In terms of car insurance, there’s coverage that is mandatory, as well as coverage that is optional. You should determine the type of coverage you need and how much money you are able to spend each month. Keep in mind that as you start to add extra components to your car insurance, your rates go up. And other factors may raise your rates, including: age, previous car accidents or tickets.
When you’re ready to consider your auto insurance needs, turn to our brokers. They have a high level of expertise to guide you into getting the coverage that best suits you.
There are many terms in a car insurance policy. Let’s break them down to give you a clearer understanding and help you select the right coverage for your needs:
• Collision and comprehensive: These two terms describe the most common optional coverage choices on a car insurance policy. Collision coverage provides coverage to repair the damage to your vehicle when it has been involved in a crash where you are found to be at fault or when your vehicle is damaged by an unidentified vehicle (i.e. a hit and run). Comprehensive coverage covers repairs to your vehicle that are caused by something besides a collision that’s typically out of your control, such as theft, vandalism, or an act of nature (like a hailstorm).
• Deductible: The deductible is the amount of expenses you are responsible to pay before an insurer will pay any of the expenses. The amount of your deductible can impact on your rates.
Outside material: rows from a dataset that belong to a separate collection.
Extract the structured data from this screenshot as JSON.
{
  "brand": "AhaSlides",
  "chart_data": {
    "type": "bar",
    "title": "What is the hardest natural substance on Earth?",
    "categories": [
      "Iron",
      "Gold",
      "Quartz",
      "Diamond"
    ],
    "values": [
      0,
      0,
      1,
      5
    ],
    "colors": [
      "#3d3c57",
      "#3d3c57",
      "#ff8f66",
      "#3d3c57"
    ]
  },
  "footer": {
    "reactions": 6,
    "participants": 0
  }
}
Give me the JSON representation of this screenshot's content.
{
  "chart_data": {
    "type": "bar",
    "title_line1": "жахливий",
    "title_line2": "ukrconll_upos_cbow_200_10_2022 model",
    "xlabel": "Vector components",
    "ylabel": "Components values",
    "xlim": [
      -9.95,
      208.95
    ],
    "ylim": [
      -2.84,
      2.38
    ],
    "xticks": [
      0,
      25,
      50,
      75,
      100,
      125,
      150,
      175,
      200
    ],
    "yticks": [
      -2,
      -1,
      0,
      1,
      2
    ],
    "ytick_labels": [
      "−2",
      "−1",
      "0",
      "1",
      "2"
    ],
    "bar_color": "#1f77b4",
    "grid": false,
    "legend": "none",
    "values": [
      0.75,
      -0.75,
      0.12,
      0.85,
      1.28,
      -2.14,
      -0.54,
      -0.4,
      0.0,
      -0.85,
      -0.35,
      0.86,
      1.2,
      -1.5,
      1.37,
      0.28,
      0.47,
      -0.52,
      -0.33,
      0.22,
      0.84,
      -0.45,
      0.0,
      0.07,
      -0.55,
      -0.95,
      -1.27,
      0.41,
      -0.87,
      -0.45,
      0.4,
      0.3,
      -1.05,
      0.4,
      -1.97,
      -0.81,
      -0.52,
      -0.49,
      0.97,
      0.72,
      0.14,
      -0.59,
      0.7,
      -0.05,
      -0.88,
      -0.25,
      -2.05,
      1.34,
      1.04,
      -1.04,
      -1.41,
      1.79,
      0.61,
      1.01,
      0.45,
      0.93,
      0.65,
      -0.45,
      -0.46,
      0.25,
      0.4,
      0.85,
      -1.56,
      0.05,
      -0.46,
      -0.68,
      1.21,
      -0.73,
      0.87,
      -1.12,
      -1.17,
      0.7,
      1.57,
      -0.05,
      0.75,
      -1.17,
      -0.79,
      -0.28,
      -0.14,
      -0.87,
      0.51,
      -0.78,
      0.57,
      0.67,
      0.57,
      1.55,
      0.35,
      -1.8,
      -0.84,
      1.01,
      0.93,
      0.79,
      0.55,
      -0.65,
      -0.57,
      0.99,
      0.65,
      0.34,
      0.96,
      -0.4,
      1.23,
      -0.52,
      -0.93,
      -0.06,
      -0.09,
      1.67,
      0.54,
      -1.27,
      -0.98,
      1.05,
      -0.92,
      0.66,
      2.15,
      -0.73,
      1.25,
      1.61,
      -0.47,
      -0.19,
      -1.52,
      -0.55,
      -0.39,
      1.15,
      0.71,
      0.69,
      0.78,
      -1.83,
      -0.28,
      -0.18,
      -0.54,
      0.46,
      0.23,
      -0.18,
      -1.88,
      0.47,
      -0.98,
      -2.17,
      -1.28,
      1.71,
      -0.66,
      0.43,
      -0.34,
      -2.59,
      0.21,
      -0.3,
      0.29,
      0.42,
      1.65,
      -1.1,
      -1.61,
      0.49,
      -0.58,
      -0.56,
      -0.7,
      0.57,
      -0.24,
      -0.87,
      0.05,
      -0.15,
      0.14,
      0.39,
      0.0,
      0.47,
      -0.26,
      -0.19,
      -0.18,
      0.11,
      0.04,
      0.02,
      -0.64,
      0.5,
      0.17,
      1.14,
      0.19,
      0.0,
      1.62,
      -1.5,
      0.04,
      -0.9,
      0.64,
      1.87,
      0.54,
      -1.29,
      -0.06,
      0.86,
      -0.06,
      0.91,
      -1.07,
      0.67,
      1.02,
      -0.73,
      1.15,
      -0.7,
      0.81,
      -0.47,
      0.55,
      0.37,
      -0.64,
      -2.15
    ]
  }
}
• Optional coverage: This refers to any coverage on your policy that you are not required to carry by law. Besides collision and comprehensive, other examples of optional coverage include: accident forgiveness, rental car coverage, roadside assistance, and waiver of depreciation (that is, providing replacement value for a brand-new car).
• Third-party liability: This part of an insurance policy refers to the coverage provided by the insurance company to pay damages for which you are found liable – whether that is damage to someone’s property or injuries caused by your actions. In Canada, all drivers must carry a minimum sum of $200,000 for third-party liability.